“My sweet little horse,” said she, patting him and throwing her arm round his neck. “I did treat you very ill—very ill indeed. It was soft spongy ground, too, and not fair in any way, and you were not in the least to blame. Do you know, Gardy, it was a mere bit of bark that caught his foot; for, after all, it is not above four feet high, is it?”

“I don’t know—I don’t care how high it is. It very nigh cost you your life, and cost me more than I wish to tell;” and he muttered these last words beneath his breath.

“You have never helped me to mount, I think, Gardy! Mind, now, don’t touch Cid’s bridle; he won’t bear it. Just give me a slight lift—that’s it; thanks. Oh, how nice to be on the saddle again. If you wouldn’t think very ill of me, I’d ask a favour?”

“Anything in the whole world, Ma Mie; what is it?”

“Then, like a dear kind Gardy, let me ride him at it again; I’ll do it so quietly—”

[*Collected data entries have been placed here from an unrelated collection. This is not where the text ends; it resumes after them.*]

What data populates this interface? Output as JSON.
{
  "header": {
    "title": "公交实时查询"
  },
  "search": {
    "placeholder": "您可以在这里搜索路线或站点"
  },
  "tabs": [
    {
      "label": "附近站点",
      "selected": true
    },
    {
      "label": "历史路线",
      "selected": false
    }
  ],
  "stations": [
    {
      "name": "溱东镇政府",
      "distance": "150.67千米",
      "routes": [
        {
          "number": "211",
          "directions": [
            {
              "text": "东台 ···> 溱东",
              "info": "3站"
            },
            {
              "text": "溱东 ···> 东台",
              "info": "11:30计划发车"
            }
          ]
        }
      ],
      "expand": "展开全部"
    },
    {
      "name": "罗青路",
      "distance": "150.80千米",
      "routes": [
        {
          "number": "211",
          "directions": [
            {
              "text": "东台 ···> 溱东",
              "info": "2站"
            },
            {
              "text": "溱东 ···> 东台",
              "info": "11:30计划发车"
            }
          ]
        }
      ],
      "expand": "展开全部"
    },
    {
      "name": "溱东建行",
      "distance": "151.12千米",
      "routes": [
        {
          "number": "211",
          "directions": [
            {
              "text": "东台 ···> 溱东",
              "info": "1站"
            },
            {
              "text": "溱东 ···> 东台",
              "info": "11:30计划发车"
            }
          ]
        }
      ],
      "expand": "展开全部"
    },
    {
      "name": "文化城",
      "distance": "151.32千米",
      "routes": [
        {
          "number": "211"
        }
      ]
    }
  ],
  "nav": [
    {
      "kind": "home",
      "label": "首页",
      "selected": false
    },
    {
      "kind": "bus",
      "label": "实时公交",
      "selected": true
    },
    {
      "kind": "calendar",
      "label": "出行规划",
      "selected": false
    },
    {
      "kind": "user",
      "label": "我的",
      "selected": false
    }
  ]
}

“Not for a dukedom—not if you went on your knees to beg it. I declare, you can have but little feeling in your heart to ask it. Nay, I didn’t mean to say that, my sweet child; my head is wandering, and I know not what I say.”

“I hope you’ll not tell of my disaster, Gardy,” said she, as they rode slowly along towards home. “A fall brings one down at once to the level of all the people who do nothing but fall. Don’t smile; I mean simply what I say as applied to matters of horseflesh, not morals, and promise you’ll not tell of me.”

“The doctor must hear of it, certainly.”

“No, Gardy, I’ll have no doctor.”

“I insist upon it—you shall—and you must, Kate. Surely, when I say it is for my happiness, you will not refuse me.”